The entire buy-back scam is B.S… If anything it rewards criminals by giving them a legal way of getting rid of contraband, giving them a legal means of dumping possible evidence, and, though unintentional, encouraging them to steal more guns to turn in, thus it’s actually working to arm criminals in that sense.
Because criminals are part of the public, not mutants who live on some isolated island somewhere. And because criminals can and do steal guns from other people.
You’re suggesting selling the buy back guns puts more guns in the hands of criminals.
Rubbish.
Once again, the resale of buy back guns does not increase the amount of guns in the public by a single one. It’s only a venue where someone who was already set on buying a gun can opt to go.
No, I’m pointing out that unless the guns are destroyed they end up right back in their hands where they came from.
Just out of curiosity, won’t guns sold from buy-backs be a lot cheaper than new guns, in much the same way that used or pawn shop guns would be? So in theory, aren’t you really making the guns more available to specific socioeconomic groups; i.e., those who can’t afford to buy a new gun?
That’s not say that someone who collects wouldn’t also buy from such sales if there happened to be something worthwhile, but my guess is that what they mostly get are ratty ass POS firearms, many of which can’t be resold as-is anyway.
Plus, and this is just a guess, I’d imagine that official sales of these things probably aren’t going to see the same sorts of markups as private used sales.
In the case of stolen guns that are turned in and then purchased by the original lawful owner, how is that a bad thing?
In my state, confiscated guns are sold at auction annually. They usually bring retail or higher prices which is crazy. I feel confident that is not a local phenomenon.
The public includes the criminals.
Many times what can happen is a large lot of guns are sold all at once and the agency takes bids from dealers.
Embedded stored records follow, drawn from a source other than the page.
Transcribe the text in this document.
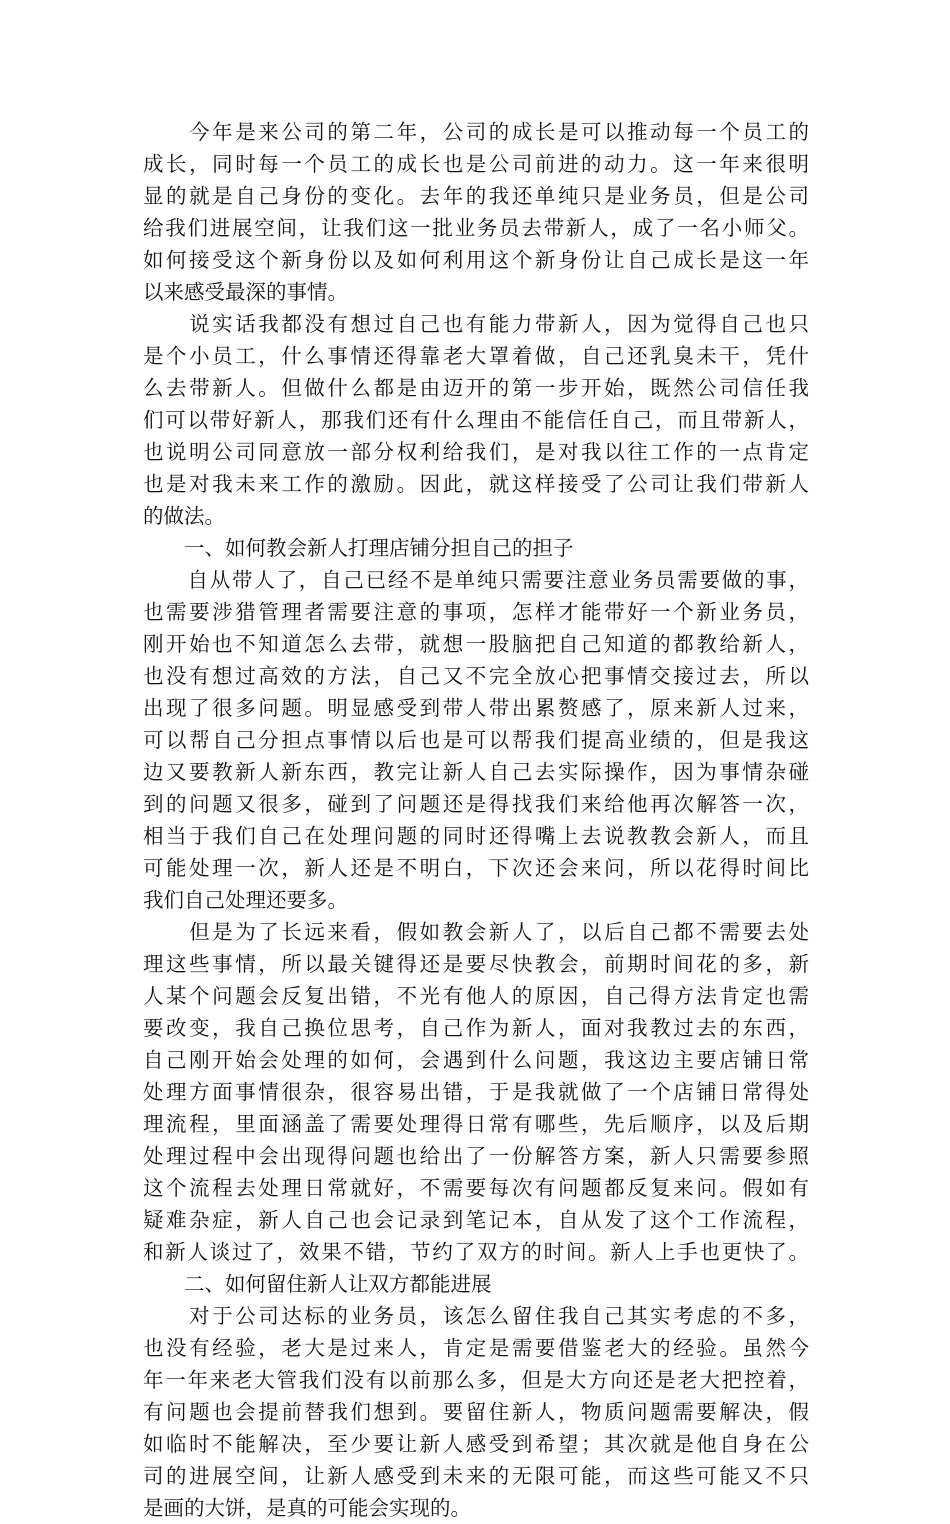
　　今年是来公司的第二年，公司的成长是可以推动每一个员工的
成长，同时每一个员工的成长也是公司前进的动力。这一年来很明
显的就是自己身份的变化。去年的我还单纯只是业务员，但是公司
给我们进展空间，让我们这一批业务员去带新人，成了一名小师父。
如何接受这个新身份以及如何利用这个新身份让自己成长是这一年
以来感受最深的事情。
　　说实话我都没有想过自己也有能力带新人，因为觉得自己也只
是个小员工，什么事情还得靠老大罩着做，自己还乳臭未干，凭什
么去带新人。但做什么都是由迈开的第一步开始，既然公司信任我
们可以带好新人，那我们还有什么理由不能信任自己，而且带新人，
也说明公司同意放一部分权利给我们，是对我以往工作的一点肯定
也是对我未来工作的激励。因此，就这样接受了公司让我们带新人
的做法。
　　一、如何教会新人打理店铺分担自己的担子
　　自从带人了，自己已经不是单纯只需要注意业务员需要做的事，
也需要涉猎管理者需要注意的事项，怎样才能带好一个新业务员，
刚开始也不知道怎么去带，就想一股脑把自己知道的都教给新人，
也没有想过高效的方法，自己又不完全放心把事情交接过去，所以
出现了很多问题。明显感受到带人带出累赘感了，原来新人过来，
可以帮自己分担点事情以后也是可以帮我们提高业绩的，但是我这
边又要教新人新东西，教完让新人自己去实际操作，因为事情杂碰
到的问题又很多，碰到了问题还是得找我们来给他再次解答一次，
相当于我们自己在处理问题的同时还得嘴上去说教教会新人，而且
可能处理一次，新人还是不明白，下次还会来问，所以花得时间比
我们自己处理还要多。
　　但是为了长远来看，假如教会新人了，以后自己都不需要去处
理这些事情，所以最关键得还是要尽快教会，前期时间花的多，新
人某个问题会反复出错，不光有他人的原因，自己得方法肯定也需
要改变，我自己换位思考，自己作为新人，面对我教过去的东西，
自己刚开始会处理的如何，会遇到什么问题，我这边主要店铺日常
处理方面事情很杂，很容易出错，于是我就做了一个店铺日常得处
理流程，里面涵盖了需要处理得日常有哪些，先后顺序，以及后期
处理过程中会出现得问题也给出了一份解答方案，新人只需要参照
这个流程去处理日常就好，不需要每次有问题都反复来问。假如有
疑难杂症，新人自己也会记录到笔记本，自从发了这个工作流程，
和新人谈过了，效果不错，节约了双方的时间。新人上手也更快了。
　　二、如何留住新人让双方都能进展
　　对于公司达标的业务员，该怎么留住我自己其实考虑的不多，
也没有经验，老大是过来人，肯定是需要借鉴老大的经验。虽然今
年一年来老大管我们没有以前那么多，但是大方向还是老大把控着，
有问题也会提前替我们想到。要留住新人，物质问题需要解决，假
如临时不能解决，至少要让新人感受到希望；其次就是他自身在公
司的进展空间，让新人感受到未来的无限可能，而这些可能又不只
是画的大饼，是真的可能会实现的。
When that happens the guns end up in a dealershit and the prices are no different than those of any other used gun.
That’s not usually why people go to auctions - at least that’s not why I used to go, and I’ve gone to municipal, Treasury, GSA, postal and estate auctions.
Been to a firearm auction lately? .gov or otherwise? That’s why I don’t got to the annual DNR auction. I don’t need to pay retail for used guns that have sat in an evidence locker for months rusting away.
About equal to the presumption that these “buybacks” are taking guns out of the hands of criminals in the first place.
That’s exactly my point. I saw this back in the 70’s going to various govt auto auctions. You might get people to come for a while, but if it’s all noobs bidding up the prices, that dries up pretty quick.
Plus there’s the issue of how many of the guns they get are actually worth selling to begin with. I mean sure, you’re always going to the the occasional widow who doesn’t know what an old Mossberg is worth or something like that, but that’s the exception. And even of the one’s that are in working condition, if you don’t make some effort to clean them up, that has to affect their resale value, but that’s labor intensive.
Regardless though, that wasn’t really my primary point. What I was trying to say was that even if you assume that you’re turning these around at retail, that’s still retail for an average to sub-par used weapon and I would imagine those are precisely the type you don’t want floating around - for much the same reason you don’t want other cheap guns being readily available, unless of course that’s precisely what you want.
But in that case, what exactly is the point of a buy-back program? Maybe I have the wrong idea and I’m happy to admit that, but my impression is that you’re trading cash for guns to remove the guns from specific communities. However it seems reselling them, even at “retail,” tends to funnel them back from whence they came - more or less.